I am much enjoying the smell of fresh air out here in the "country," without the smog and noise of the city.  I can actually see the stars at night in vivid detail without any ambient light to block them.  The pace of my hometown is 10000 times slower than Gwangju, but it's been a relaxing change.  Even though the stores and restaurants close before 9 pm at night, I'm not bothered by it in the least.  At night I can listen to the sound of the rain outside without the usual cacophony of cars and drunken locals stumbling to bed.

Seeing my friends and family again after 3 years has been a good shock.  My brother, who still looked like a teenager when I left, now looks like a man.  I've started to realize that my parents are indeed older than when I last saw them, despite the fact I thought they'd never age.  My friends have since graduated from college, moved to other places, started jobs, gotten married, and some are even having kids.  I worried that maybe too much time had passed since we last hung out, but when we met, it was like nothing had ever changed.  That has comforted me a lot.  As one of my friends put it, "we all started being grown-ups, but it doesn't mean we still can't be the same friends we've always been."

Reverse culture shock has been confusing, surprising, comforting, funny, and tiring, all at the same time.  I know by the time all the newness of home has worn off, it will be time for me to return to Korea.  Once back there, I might even have some "return to Korea" culture shock, but hopefully not as substantial as it was 3 years ago.

1 comment:

  1. Hi, there, from Romania! I am following your blog from some time already, as I put it in my blogrol.
    This post is for me a very good sample to use it in a class of cultural communication. I know a blog is public space and I can use it but I also want to let you know about this.

    I am preparing for a trip to Seoul, on April. It's a trip coming out, don't laugh, from my discovery of k-dramas on internet!
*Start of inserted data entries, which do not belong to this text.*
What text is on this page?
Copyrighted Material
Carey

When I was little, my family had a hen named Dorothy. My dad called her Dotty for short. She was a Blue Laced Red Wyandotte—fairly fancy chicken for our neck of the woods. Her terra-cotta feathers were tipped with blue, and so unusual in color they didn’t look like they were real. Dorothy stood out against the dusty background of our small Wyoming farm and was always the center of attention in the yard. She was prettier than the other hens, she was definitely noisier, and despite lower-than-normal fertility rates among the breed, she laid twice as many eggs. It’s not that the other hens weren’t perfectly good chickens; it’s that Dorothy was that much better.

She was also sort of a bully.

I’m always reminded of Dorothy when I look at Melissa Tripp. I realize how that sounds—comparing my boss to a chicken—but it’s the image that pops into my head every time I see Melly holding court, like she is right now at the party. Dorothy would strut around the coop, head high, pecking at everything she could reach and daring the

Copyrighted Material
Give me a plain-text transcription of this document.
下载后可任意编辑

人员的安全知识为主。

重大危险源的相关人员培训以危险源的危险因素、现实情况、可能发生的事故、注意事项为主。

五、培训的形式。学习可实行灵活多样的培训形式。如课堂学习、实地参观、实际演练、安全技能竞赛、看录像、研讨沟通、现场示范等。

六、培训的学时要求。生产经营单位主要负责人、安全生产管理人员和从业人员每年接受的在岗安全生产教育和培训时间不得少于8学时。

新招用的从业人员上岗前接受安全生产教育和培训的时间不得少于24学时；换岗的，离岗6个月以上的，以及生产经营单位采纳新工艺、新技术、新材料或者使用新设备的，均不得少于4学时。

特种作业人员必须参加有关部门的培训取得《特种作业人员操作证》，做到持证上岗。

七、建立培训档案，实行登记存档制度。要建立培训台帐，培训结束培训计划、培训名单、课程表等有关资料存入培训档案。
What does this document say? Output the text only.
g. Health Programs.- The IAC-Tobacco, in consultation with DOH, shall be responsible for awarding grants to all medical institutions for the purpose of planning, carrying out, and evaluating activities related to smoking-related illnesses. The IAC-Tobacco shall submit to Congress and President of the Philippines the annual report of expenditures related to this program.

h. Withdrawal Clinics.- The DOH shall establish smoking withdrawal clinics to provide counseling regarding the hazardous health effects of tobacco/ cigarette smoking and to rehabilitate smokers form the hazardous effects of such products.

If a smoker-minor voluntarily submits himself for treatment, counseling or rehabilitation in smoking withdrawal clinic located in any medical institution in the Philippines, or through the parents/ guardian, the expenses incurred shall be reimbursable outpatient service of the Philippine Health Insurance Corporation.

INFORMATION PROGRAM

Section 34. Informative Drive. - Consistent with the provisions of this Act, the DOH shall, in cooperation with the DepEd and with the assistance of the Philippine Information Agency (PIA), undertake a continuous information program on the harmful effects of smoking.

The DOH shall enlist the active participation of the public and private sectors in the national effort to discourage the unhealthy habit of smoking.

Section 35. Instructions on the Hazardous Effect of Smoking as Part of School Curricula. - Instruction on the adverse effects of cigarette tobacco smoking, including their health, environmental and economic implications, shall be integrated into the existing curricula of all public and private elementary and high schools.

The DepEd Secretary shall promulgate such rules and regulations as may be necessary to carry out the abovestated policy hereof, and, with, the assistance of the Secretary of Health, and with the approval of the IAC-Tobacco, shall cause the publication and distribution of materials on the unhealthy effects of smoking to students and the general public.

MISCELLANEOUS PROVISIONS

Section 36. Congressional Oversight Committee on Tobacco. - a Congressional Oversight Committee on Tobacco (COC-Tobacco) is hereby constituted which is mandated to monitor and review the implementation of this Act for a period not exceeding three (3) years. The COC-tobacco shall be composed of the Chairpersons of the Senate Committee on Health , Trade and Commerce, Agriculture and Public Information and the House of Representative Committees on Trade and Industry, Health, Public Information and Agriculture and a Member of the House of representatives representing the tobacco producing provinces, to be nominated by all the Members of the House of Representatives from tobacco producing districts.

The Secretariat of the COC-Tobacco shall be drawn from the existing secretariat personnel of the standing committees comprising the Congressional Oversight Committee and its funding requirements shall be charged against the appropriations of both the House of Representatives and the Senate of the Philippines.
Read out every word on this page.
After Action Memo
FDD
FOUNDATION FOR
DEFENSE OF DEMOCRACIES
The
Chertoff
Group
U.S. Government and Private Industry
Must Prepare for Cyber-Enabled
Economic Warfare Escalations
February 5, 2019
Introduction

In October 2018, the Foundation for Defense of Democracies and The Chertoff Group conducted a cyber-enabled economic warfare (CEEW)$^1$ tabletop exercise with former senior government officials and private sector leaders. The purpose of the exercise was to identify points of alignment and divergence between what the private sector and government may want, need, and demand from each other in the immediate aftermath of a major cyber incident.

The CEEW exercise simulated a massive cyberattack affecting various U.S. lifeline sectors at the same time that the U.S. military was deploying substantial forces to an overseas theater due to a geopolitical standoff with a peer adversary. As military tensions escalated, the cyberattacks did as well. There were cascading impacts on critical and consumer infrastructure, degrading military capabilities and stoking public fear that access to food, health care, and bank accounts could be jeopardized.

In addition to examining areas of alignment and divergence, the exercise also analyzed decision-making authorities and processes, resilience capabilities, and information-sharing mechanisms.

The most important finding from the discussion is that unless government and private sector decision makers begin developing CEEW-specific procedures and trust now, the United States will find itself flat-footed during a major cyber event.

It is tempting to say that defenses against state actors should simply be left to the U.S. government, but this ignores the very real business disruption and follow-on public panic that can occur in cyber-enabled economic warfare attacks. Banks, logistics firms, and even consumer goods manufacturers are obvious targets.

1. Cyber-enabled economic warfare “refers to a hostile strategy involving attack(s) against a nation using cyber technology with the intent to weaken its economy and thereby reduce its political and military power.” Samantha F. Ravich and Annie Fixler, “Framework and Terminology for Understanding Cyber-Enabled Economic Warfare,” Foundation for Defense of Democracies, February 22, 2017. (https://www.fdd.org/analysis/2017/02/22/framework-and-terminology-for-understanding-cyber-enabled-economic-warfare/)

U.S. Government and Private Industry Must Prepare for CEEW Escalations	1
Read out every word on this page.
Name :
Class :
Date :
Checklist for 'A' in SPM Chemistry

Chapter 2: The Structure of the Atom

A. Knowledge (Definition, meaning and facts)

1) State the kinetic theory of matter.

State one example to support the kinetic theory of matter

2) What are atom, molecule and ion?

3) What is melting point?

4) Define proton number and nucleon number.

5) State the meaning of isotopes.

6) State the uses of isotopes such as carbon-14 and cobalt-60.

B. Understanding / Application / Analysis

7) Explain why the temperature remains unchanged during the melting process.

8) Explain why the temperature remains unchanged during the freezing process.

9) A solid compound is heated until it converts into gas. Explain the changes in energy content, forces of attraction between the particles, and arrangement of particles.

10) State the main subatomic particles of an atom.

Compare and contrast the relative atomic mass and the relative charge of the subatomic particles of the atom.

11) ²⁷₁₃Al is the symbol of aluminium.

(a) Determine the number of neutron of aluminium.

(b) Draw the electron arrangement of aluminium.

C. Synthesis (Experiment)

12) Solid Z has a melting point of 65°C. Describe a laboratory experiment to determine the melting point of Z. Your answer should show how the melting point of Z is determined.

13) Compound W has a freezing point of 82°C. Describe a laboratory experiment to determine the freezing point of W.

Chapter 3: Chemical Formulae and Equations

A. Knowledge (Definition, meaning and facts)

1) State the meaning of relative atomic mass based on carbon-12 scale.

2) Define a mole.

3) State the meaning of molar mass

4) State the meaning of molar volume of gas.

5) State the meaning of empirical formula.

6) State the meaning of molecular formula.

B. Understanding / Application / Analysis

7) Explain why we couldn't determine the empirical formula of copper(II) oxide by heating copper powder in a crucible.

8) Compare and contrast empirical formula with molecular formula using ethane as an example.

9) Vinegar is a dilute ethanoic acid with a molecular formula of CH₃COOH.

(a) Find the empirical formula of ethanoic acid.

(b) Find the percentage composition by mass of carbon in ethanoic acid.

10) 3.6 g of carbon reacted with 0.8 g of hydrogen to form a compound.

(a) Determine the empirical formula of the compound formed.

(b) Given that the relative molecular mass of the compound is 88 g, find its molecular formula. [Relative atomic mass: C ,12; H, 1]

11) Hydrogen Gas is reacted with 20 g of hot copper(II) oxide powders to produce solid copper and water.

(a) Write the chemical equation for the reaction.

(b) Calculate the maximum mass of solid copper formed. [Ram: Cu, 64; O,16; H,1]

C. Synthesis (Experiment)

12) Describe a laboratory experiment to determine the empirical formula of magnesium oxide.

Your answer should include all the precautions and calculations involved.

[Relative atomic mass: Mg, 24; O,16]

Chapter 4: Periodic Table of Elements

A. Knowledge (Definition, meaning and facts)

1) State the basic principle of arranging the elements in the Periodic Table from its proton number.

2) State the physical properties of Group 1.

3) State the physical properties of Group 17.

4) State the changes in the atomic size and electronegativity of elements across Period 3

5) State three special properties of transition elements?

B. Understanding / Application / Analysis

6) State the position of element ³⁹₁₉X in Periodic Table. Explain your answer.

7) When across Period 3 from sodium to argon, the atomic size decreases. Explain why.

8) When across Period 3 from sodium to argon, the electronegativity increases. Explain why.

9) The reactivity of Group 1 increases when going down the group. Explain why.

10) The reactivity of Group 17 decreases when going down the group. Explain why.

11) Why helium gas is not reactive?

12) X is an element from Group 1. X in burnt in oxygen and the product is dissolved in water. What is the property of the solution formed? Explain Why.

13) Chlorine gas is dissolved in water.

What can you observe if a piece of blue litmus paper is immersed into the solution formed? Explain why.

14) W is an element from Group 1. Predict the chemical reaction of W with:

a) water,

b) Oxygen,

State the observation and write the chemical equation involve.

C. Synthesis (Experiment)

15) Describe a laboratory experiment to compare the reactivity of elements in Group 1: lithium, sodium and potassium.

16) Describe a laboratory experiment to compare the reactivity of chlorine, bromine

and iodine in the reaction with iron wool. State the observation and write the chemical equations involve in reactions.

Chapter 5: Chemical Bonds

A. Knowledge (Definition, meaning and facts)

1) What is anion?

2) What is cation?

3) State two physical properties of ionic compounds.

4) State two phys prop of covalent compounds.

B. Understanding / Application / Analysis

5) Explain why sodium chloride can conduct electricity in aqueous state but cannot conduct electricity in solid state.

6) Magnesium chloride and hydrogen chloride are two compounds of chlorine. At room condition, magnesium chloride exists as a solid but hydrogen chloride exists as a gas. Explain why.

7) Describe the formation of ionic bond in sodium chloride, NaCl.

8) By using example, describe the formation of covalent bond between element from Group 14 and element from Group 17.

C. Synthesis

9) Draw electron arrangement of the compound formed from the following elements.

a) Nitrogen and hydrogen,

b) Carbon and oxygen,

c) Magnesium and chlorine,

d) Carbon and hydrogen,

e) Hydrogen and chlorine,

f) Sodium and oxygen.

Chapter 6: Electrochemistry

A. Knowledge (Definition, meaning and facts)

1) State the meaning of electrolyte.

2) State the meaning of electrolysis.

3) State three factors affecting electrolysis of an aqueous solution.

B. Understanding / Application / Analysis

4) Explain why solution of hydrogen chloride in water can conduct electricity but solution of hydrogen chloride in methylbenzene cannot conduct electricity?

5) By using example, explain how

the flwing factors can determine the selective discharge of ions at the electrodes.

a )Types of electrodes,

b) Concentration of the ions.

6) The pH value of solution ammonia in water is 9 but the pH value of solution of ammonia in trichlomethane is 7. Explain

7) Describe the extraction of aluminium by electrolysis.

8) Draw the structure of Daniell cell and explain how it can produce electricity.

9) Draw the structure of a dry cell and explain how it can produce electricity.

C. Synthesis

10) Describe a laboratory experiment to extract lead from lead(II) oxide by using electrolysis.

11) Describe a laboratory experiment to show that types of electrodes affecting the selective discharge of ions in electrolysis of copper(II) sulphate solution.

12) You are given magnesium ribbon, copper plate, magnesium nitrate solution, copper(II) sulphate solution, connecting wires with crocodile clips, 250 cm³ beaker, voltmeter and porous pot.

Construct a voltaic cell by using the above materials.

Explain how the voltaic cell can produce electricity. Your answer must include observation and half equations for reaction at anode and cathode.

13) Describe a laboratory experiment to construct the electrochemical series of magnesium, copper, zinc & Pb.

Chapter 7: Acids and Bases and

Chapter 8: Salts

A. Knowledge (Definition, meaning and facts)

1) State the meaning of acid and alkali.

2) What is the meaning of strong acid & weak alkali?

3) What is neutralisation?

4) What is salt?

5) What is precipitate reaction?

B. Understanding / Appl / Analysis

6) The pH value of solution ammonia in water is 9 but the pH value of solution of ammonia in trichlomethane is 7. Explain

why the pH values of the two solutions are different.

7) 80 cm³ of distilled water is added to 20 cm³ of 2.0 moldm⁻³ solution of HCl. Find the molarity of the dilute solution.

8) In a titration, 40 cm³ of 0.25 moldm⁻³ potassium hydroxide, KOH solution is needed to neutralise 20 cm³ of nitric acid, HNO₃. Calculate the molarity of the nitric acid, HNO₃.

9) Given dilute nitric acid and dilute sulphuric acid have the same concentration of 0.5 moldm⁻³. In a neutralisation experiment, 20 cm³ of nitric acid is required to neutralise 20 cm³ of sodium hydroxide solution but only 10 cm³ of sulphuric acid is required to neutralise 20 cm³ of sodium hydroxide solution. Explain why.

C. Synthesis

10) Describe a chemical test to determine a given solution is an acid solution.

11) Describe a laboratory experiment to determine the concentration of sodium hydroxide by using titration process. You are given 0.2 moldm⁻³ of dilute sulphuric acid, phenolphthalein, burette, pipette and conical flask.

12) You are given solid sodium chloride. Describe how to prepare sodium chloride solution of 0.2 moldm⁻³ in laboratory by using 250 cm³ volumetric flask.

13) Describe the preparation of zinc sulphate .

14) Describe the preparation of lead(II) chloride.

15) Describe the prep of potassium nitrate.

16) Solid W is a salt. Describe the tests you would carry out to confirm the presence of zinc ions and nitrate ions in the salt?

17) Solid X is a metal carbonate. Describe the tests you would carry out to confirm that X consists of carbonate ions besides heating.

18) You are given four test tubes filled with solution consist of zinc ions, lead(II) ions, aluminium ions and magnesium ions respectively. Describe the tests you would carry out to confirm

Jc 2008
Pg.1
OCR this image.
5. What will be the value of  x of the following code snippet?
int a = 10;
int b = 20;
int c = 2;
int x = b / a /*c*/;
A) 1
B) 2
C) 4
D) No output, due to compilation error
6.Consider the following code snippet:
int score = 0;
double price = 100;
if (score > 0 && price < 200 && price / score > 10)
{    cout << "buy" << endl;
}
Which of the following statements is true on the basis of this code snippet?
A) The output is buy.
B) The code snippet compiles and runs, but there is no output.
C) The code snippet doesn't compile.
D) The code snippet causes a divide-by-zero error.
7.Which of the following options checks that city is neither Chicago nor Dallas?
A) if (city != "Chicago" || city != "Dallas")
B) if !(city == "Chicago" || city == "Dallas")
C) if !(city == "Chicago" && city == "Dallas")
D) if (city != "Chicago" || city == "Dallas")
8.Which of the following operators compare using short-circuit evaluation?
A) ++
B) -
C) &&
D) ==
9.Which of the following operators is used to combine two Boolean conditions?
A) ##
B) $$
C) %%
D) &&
One of our televisions started to present some historical ones about one and a half year ago, culminating with Queen Seonduk. Till then I knew almost nothing about Korean culture and history, and I started to read and to follow blogs about this country. And so, I decided to go there and see for myself. Even if it will be a very small contact. So, by comparing what you just wrote here, with my own ideas about what should I expect, I am preparing my trip and I hope that the cultural shock will be not so great! Thank you!